Braka turned his gaze to the air, as all of the other children did, and watched the moon dust orbs settle over them like ghostly spheres, and then slowly release a rain of glitter upon them. He blinked as a few landed on his face, and he froze the impulse to shake his feathers free of the dust. The sparkles accumulated on his body like shining droplets of morning dew on the grass, and so too did it do so with the other Hatchlings. Suddenly, he felt himself glow slightly brighter, and his wings felt like they were energized. With a squeal he spread them with excitement and joy, joining in a chorus of the children.
And as the wind sang, so too did the creatures. First the children, singing as if they knew the song by heart. Braka joined in, simply obeying a single thought that had popped into his mind: follow the notes. The ringing in his ears was what he followed, and as he sang, the moon dust scattered among every griffin and all erupted in song.

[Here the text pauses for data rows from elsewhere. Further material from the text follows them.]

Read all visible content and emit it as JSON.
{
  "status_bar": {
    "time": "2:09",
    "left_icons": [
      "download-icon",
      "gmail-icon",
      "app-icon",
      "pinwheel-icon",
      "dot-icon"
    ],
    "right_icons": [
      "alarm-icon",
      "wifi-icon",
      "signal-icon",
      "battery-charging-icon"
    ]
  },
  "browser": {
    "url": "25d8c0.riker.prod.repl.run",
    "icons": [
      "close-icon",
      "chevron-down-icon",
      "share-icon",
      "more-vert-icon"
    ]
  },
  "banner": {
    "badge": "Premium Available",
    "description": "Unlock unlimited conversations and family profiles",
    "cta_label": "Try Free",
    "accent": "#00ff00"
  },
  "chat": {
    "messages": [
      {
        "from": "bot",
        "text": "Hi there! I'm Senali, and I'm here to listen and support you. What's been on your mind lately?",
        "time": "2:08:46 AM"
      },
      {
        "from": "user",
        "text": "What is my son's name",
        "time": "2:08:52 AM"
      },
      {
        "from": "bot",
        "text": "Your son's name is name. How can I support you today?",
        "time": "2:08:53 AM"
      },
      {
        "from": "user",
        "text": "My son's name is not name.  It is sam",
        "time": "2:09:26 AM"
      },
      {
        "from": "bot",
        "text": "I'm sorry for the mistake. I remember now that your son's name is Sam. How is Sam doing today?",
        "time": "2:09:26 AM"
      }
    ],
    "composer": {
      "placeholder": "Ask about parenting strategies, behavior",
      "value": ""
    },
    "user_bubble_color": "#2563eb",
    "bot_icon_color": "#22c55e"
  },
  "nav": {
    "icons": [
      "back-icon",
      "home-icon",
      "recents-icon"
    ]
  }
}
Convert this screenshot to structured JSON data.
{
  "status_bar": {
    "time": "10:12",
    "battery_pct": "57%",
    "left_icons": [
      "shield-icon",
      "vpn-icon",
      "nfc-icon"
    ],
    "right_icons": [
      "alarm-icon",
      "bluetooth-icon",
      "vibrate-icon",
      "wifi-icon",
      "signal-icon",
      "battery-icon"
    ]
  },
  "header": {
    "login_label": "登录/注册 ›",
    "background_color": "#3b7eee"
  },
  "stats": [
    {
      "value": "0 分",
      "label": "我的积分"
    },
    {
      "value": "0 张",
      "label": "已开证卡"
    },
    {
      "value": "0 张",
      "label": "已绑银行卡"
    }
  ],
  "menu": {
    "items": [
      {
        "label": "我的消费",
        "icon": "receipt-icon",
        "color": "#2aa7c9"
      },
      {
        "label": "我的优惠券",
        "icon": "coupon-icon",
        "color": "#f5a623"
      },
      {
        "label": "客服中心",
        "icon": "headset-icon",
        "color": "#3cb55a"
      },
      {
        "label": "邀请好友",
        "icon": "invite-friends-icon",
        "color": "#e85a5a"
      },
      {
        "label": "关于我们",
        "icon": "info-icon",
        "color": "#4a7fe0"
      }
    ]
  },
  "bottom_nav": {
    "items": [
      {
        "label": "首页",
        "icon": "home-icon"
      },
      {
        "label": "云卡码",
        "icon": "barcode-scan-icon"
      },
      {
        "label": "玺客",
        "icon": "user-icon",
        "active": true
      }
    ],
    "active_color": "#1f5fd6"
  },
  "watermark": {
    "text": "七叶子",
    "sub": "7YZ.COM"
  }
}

The children spread their wings simultaneously and dropped from the plateau, causing an arc of moon dust in their wake. Accompanied by proud parents, they sang that the ritual was complete…the skies had accepted the griffins' wings. They were no longer Hatchlings, but fully responsible Younglings.
The singing lasted long into the night, and Braka thought he had the strength to transcend the midst of the griffins, the Rim, the sky, and the moon. He wondered whether he could bypass the barrier.
He knew he couldn't…but it would have been worthwhile to try, he decided.